Parlando della politica che trasuda dai testi delle canzoni, bisogna ammettere che si tratta di una piacevolissima novità nel panorama musicale di quegli anni: mentre in tutto il mondo si costituiscono super-gruppi e si organizzano concertoni faraonici per aiutare l’Africa intera (vista come un paesello devastato e povero, pance gonfie, mosche e occhioni, nella solita narrazione miope del White Savior in quota Alpitour), i Nostri presentano un manifesto politico locale ma originale, in cui il thatcherismo imperante ha radici lontane e cicatrici profonde. Morrissey descrive con veemenza le punizioni corporali nelle scuole della civilissima Britannia, parte di un sistema educativo malato che si accanisce sin da subito contro i giovanissimi proletari (“The Headmaster Ritual”), la violenza per le strade di Manchester, brutale e insensata (“Rusholme Ruffians”), il disagio e la disperazione dei giovani (“I Want the One I Can't Have”) e in tutto questo caos, l’indifferenza della Monarchia, istituzione vetusta e lontana dai problemi della gente (“I'd like to drop my trousers to the Queen” – “Nowhere Fast”). Infine, arrivando a toccare anche la sfera privata, non solo sociale del problema, ovvero la violenza domestica, così radicata in quel decrepito “ancien regime” britannico (“Barbarism Begins at Home”).
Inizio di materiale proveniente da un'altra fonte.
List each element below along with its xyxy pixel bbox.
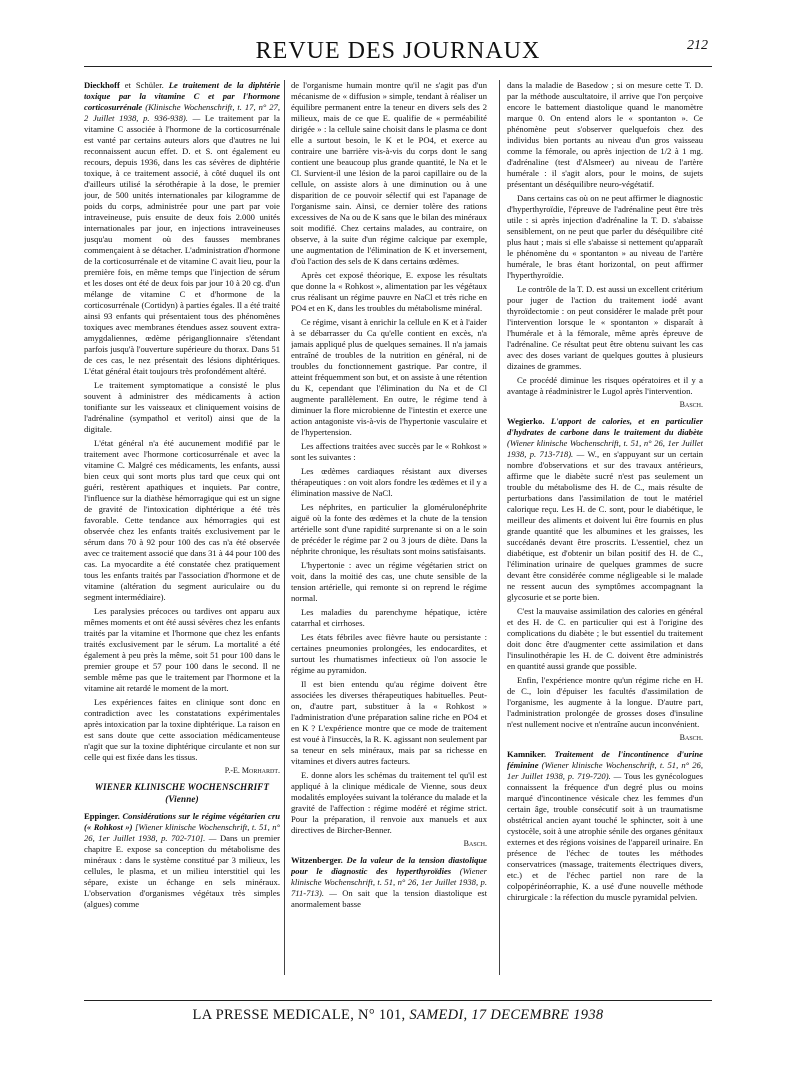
article-paragraph: Ce régime, visant à enrichir la cellule en K et à l'aider à se débarrasser du Ca qu'elle contient en excès, n'a jamais appliqué plus de quelques semaines. Il n'a jamais entraîné de troubles de la nutrition en général, ni de troubles du fonctionnement gastrique. Par contre, il atteint fréquemment son but, et on assiste à une rétention du K, cependant que l'élimination du Na et de Cl augmente parallèlement. En outre, le régime tend à diminuer la flore microbienne de l'intestin et exerce une action antagoniste vis-à-vis de l'hypertonie vasculaire et de l'hypertension. [291, 317, 487, 437]
column-rule-2 [499, 80, 500, 975]
journal-section-heading [84, 782, 280, 805]
article-paragraph: E. donne alors les schémas du traitement tel qu'il est appliqué à la clinique médicale de Vienne, sous deux modalités employées suivant la tolérance du malade et la gravité de l'affection : régime modéré et régime strict. Pour la préparation, il renvoie aux manuels et aux directives de Bircher-Benner. [291, 770, 487, 835]
article-author: Wegierko. [507, 416, 545, 427]
article-paragraph: de l'organisme humain montre qu'il ne s'agit pas d'un mécanisme de « diffusion » simple, tendant à réaliser un équilibre permanent entre la teneur en divers sels des 2 milieux, mais de ce que E. qualifie de « perméabilité dirigée » : la cellule saine choisit dans le plasma ce dont elle a surtout besoin, le K et le PO4, et exerce au contraire une barrière vis-à-vis du corps dont le sang contient une beaucoup plus grande quantité, le Na et le Cl. Survient-il une lésion de la paroi capillaire ou de la cellule, on assiste alors à une diminution ou à une disparition de ce pouvoir sélectif qui est l'apanage de l'organisme sain. Ainsi, ce dernier tolère des rations excessives de Na ou de K sans que le bilan des minéraux soit modifié. Chez certains malades, au contraire, on observe, à la suite d'un régime calcique par exemple, une augmentation de l'élimination de K et inversement, d'où l'action des sels de K dans certains œdèmes. [291, 80, 487, 266]
article-paragraph: Le contrôle de la T. D. est aussi un excellent critérium pour juger de l'action du traitement iodé avant thyroïdectomie : on peut considérer le malade prêt pour l'intervention lorsque le « spontanton » disparaît à l'humérale et à la fémorale, même après épreuve de l'adrénaline. Ce résultat peut être obtenu suivant les cas avec des doses variant de quelques gouttes à plusieurs dizaines de grammes. [507, 284, 703, 371]
column-rule-1 [284, 80, 285, 975]
article-paragraph: dans la maladie de Basedow ; si on mesure cette T. D. par la méthode auscultatoire, il arrive que l'on perçoive encore le battement diastolique quand le manomètre marque 0. On entend alors le « spontanton ». Ce phénomène peut s'observer quelquefois chez des individus bien portants au niveau d'un gros vaisseau comme la fémorale, ou après injection de 1/2 à 1 mg. d'adrénaline (test d'Alsmeer) au niveau de l'artère humérale : il s'agit alors, pour le moins, de sujets présentant un déséquilibre neuro-végétatif. [507, 80, 703, 189]
article-title: De la valeur de la tension diastolique pour le diagnostic des hyperthyroïdies [291, 855, 487, 877]
article-paragraph: C'est la mauvaise assimilation des calories en général et des H. de C. en particulier qui est à l'origine des complications du diabète ; le but essentiel du traitement doit donc être d'augmenter cette assimilation et dans l'insulinothérapie les H. de C. doivent être administrés en quantité aussi grande que possible. [507, 606, 703, 672]
article-paragraph: Les paralysies précoces ou tardives ont apparu aux mêmes moments et ont été aussi sévères chez les enfants traités par la vitamine et l'hormone que chez les enfants traités exclusivement par le sérum. La mortalité a été également à peu près la même, soit 51 pour 100 dans le premier groupe et 57 pour 100 dans le second. Il ne semble même pas que le traitement par l'hormone et la vitamine ait retardé le moment de la mort. [84, 606, 280, 693]
article-paragraph: Les expériences faites en clinique sont donc en contradiction avec les constatations expérimentales après intoxication par la toxine diphtérique. La raison en est sans doute que cette association médicamenteuse n'agit que sur la toxine diphtérique circulante et non sur celle qui est fixée dans les tissus. [84, 697, 280, 762]
article-reference: (Wiener klinische Wochenschrift, t. 51, n° 26, 1er Juillet 1938, p. 719-720). — [507, 760, 703, 782]
page-header [84, 36, 712, 67]
article-paragraph: Il est bien entendu qu'au régime doivent être associées les diverses thérapeutiques habituelles. Peut-on, d'autre part, substituer à la « Rohkost » l'administration d'une préparation saline riche en PO4 et en K ? L'expérience montre que ce mode de traitement est voué à l'insuccès, la R. K. agissant non seulement par sa teneur en sels minéraux, mais par sa richesse en vitamines et divers autres facteurs. [291, 679, 487, 766]
article-dieckhoff [84, 80, 280, 377]
article-title: Traitement de l'incontinence d'urine féminine [507, 749, 703, 771]
article-paragraph: Ce procédé diminue les risques opératoires et il y a avantage à réadministrer le Lugol après l'intervention. [507, 375, 703, 396]
page-footer [84, 1000, 712, 1024]
article-author: Eppinger. [84, 811, 120, 822]
article-paragraph: Après cet exposé théorique, E. expose les résultats que donne la « Rohkost », alimentation par les végétaux crus réalisant un régime pauvre en NaCl et très riche en PO4 et en K, dans les troubles du métabolisme minéral. [291, 270, 487, 313]
article-author: Kamniker. [507, 749, 547, 760]
article-author: Dieckhoff [84, 80, 120, 90]
article-paragraph: On sait que la tension diastolique est anormalement basse [291, 888, 487, 910]
article-title: L'apport de calories, et en particulier d'hydrates de carbone dans le traitement du diabète [507, 416, 703, 438]
article-paragraph: W., en s'appuyant sur un certain nombre d'observations et sur des travaux antérieurs, affirme que le diabète sucré n'est pas seulement un trouble du métabolisme des H. de C., mais résulte de perturbations dans l'assimilation de tout le matériel calorique reçu. Les H. de C. sont, pour le diabétique, le meilleur des aliments et doivent lui être fournis en plus grande quantité que les albumines et les graisses, les succédanés devant être proscrits. L'essentiel, chez un diabétique, est d'obtenir un bilan positif des H. de C., l'élimination urinaire de quelques grammes de sucre devant être considérée comme négligeable si le malade ne ressent aucun des symptômes accompagnant la glycosurie et se porte bien. [507, 449, 703, 603]
article-title: Le traitement de la diphtérie toxique par la vitamine C et par l'hormone corticosurrénale [84, 80, 280, 112]
article-signature: P.-E. Morhardt. [224, 766, 280, 775]
column-3 [507, 80, 703, 980]
page-number: 212 [687, 38, 708, 53]
section-title: WIENER KLINISCHE WOCHENSCHRIFT [94, 782, 270, 793]
article-paragraph: Les néphrites, en particulier la glomérulonéphrite aiguë où la fonte des œdèmes et la chute de la tension artérielle sont d'une rapidité surprenante si on a le soin de précéder le régime par 2 ou 3 jours de diète. Dans la néphrite chronique, les résultats sont moins satisfaisants. [291, 502, 487, 556]
article-reference: (Klinische Wochenschrift, t. 17, n° 27, 2 Juillet 1938, p. 936-938). — [84, 102, 280, 123]
article-paragraph: Enfin, l'expérience montre qu'un régime riche en H. de C., loin d'épuiser les facultés d'assimilation de l'organisme, les augmente à la longue. D'autre part, l'administration prolongée de grosses doses d'insuline n'est nullement nocive et n'entraîne aucun inconvénient. [507, 675, 703, 730]
article-paragraph: Dans un premier chapitre E. expose sa conception du métabolisme des minéraux : dans le système constitué par 3 milieux, les cellules, le plasma, et un milieu interstitiel qui les sépare, existe un échange en sels minéraux. L'observation d'organismes végétaux très simples (algues) comme [84, 833, 280, 910]
article-eppinger [84, 811, 280, 910]
article-author: Witzenberger. [291, 855, 343, 866]
column-1 [84, 80, 280, 980]
article-paragraph: Les maladies du parenchyme hépatique, ictère catarrhal et cirrhoses. [291, 607, 487, 628]
article-paragraph: Le traitement par la vitamine C associée à l'hormone de la corticosurrénale est vanté par certains auteurs alors que d'autres ne lui reconnaissent aucun effet. D. et S. ont également eu recours, depuis 1936, dans les cas sévères de diphtérie toxique, à ce traitement associé, à côté duquel ils ont d'ailleurs utilisé la sérothérapie à la dose, le premier jour, de 500 unités internationales par kilogramme de poids du corps, administrée pour une part par voie intraveineuse, puis ensuite de deux fois 2.000 unités internationales par jour, en injections intraveineuses jusqu'au moment où des fausses membranes commençaient à se détacher. L'administration d'hormone de la corticosurrénale et de vitamine C avait lieu, pour la première fois, en même temps que l'injection de sérum et les doses ont été de deux fois par jour 10 à 20 cg. d'un mélange de vitamine C et d'hormone de la corticosurrénale (Cortidyn) à parties égales. Il a été traité ainsi 93 enfants qui présentaient tous des phénomènes toxiques avec membranes étendues assez souvent extra-amygdaliennes, œdème périganglionnaire s'étendant parfois jusqu'à l'ouverture supérieure du thorax. Dans 51 de ces cas, le nez présentait des lésions diphtériques. L'état général était toujours très profondément altéré. [84, 113, 280, 376]
article-reference: (Wiener klinische Wochenschrift, t. 51, n° 26, 1er Juillet 1938, p. 711-713). — [291, 866, 487, 899]
article-title: Considérations sur le régime végétarien cru (« Rohkost ») [84, 811, 280, 833]
footer-date: SAMEDI, 17 DECEMBRE 1938 [409, 1007, 604, 1023]
article-reference: [Wiener klinische Wochenschrift, t. 51, n° 26, 1er Juillet 1938, p. 702-710]. — [84, 822, 280, 844]
article-paragraph: Les affections traitées avec succès par le « Rohkost » sont les suivantes : [291, 441, 487, 462]
article-witzenberger [291, 855, 487, 910]
column-2 [291, 80, 487, 980]
article-paragraph: Les œdèmes cardiaques résistant aux diverses thérapeutiques : on voit alors fondre les œdèmes et il y a élimination massive de NaCl. [291, 466, 487, 498]
article-signature: Basch. [679, 733, 703, 743]
article-paragraph: L'hypertonie : avec un régime végétarien strict on voit, dans la moitié des cas, une chute sensible de la tension artérielle, qui remonte si on reprend le régime normal. [291, 560, 487, 603]
section-subtitle: (Vienne) [165, 793, 199, 804]
article-signature: Basch. [463, 839, 487, 848]
article-paragraph: Le traitement symptomatique a consisté le plus souvent à administrer des médicaments à action tonifiante sur les vaisseaux et cliniquement voisins de l'adrénaline (sympathol et veritol) ainsi que de la digitale. [84, 380, 280, 434]
article-signature: Basch. [679, 400, 703, 409]
article-coauthor: et Schüler. [124, 80, 164, 90]
article-reference: (Wiener klinische Wochenschrift, t. 51, n° 26, 1er Juillet 1938, p. 713-718). — [507, 438, 703, 460]
article-wegierko [507, 416, 703, 603]
article-paragraph: L'état général n'a été aucunement modifié par le traitement avec l'hormone corticosurrénale et avec la vitamine C. Malgré ces médicaments, les enfants, aussi bien ceux qui sont morts plus tard que ceux qui ont guéri, restèrent apathiques et inquiets. Par contre, l'influence sur la diathèse hémorragique qui est un signe de gravité de l'intoxication diphtérique a été très favorable. Cette tendance aux hémorragies qui est observée chez les enfants traités exclusivement par le sérum dans 70 à 92 pour 100 des cas n'a été observée avec ce traitement associé que dans 31 à 44 pour 100 des cas. La myocardite a été constatée chez pratiquement tous les enfants traités par l'association d'hormone et de vitamine (altération du segment auriculaire ou du segment intermédiaire). [84, 438, 280, 602]
article-paragraph: Tous les gynécologues connaissent la fréquence d'un degré plus ou moins marqué d'incontinence vésicale chez les femmes d'un certain âge, trouble consécutif soit à un traumatisme obstétrical ancien ayant touché le sphincter, soit à une cystocèle, soit à une atrophie sénile des organes génitaux externes et des régions voisines de l'appareil urinaire. En présence de l'échec de toutes les méthodes conservatrices (massage, traitements électriques divers, etc.) et de l'échec partiel non rare de la colpopérinéorraphie, K. a usé d'une nouvelle méthode chirurgicale : la réfection du muscle pyramidal pelvien. [507, 771, 703, 903]
journal-section-title: REVUE DES JOURNAUX [255, 38, 541, 64]
article-paragraph: Les états fébriles avec fièvre haute ou persistante : certaines pneumonies prolongées, les endocardites, et surtout les rhumatismes infectieux où l'on associe le régime au pyramidon. [291, 632, 487, 675]
article-kamniker [507, 749, 703, 903]
footer-journal: LA PRESSE MEDICALE, N° 101, [192, 1007, 406, 1023]
article-paragraph: Dans certains cas où on ne peut affirmer le diagnostic d'hyperthyroïdie, l'épreuve de l'adrénaline peut être très utile : si après injection d'adrénaline la T. D. s'abaisse sensiblement, on ne peut que parler du déséquilibre cité plus haut ; mais si elle s'abaisse si nettement qu'apparaît le phénomène du « spontanton » au niveau de l'artère humérale, le bras étant horizontal, on peut affirmer l'hyperthyroïdie. [507, 193, 703, 280]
E in questo desolante panorama di violenza, soprusi, disperazione e società malata, qual è la risposta artistica e poetica degli Smiths? Sicuramente la componente ironica e beffarda, così connaturata in tutta la loro proposta: “On the day that your mentality, Decides to try to catch up with your biology, Come 'round!”. Mentre è evidente il riferimento amletico al dare un termine alla battaglia, ovvero al fine vita, riproposto in modo quasi comico: “When you laugh about people who feel so, Very lonely, Their only desire is to die, Well, I'm afraid, It doesn't make me smile”.
Infine, ciliegina sulla torta, il vegetarianesimo del brano eponimo che chiude l’album: roba così avanti e così retrò, da suonare come un impegno da suffragette nel 1985, in mezzo a tutti i problemoni del paese, del mondo, con la Thatcher, Reagan e l’onnipresente Africa affamata. Non stride però, ma chiude denunciando in modo programmatico il peccato originale dell’umana gente: mangiate carne, siete pertanto assassini, tutto quanto il resto deriva di conseguenza.
In una intervista molto leggera fatta nel nostro paese, Noel Gallagher disse che, se fosse vissuto in Italia, non avrebbe mai pensato di scrivere canzoni, ma avrebbe passato la gioventù a girare in Vespa e starsene al mare a corteggiare le ragazze. Il pensiero è veramente banale e turistico, però rileggendo i testi di “Meat is Murder”, il desiderio di far espatriare questi ragazzi in un paese mediterraneo viene spontaneo.
In definitiva, tralasciando qualche leggera obsolescenza dei testi più politici, l’album ha un suo grande perché e la fruibilità rimane buona. Ma mi raccomando, sempre in giornate uggiose, fissando dalla finestra una grande fabbrica chiusa a causa dei recenti licenziamenti in massa. Una cosa che in fondo, non cambia mai.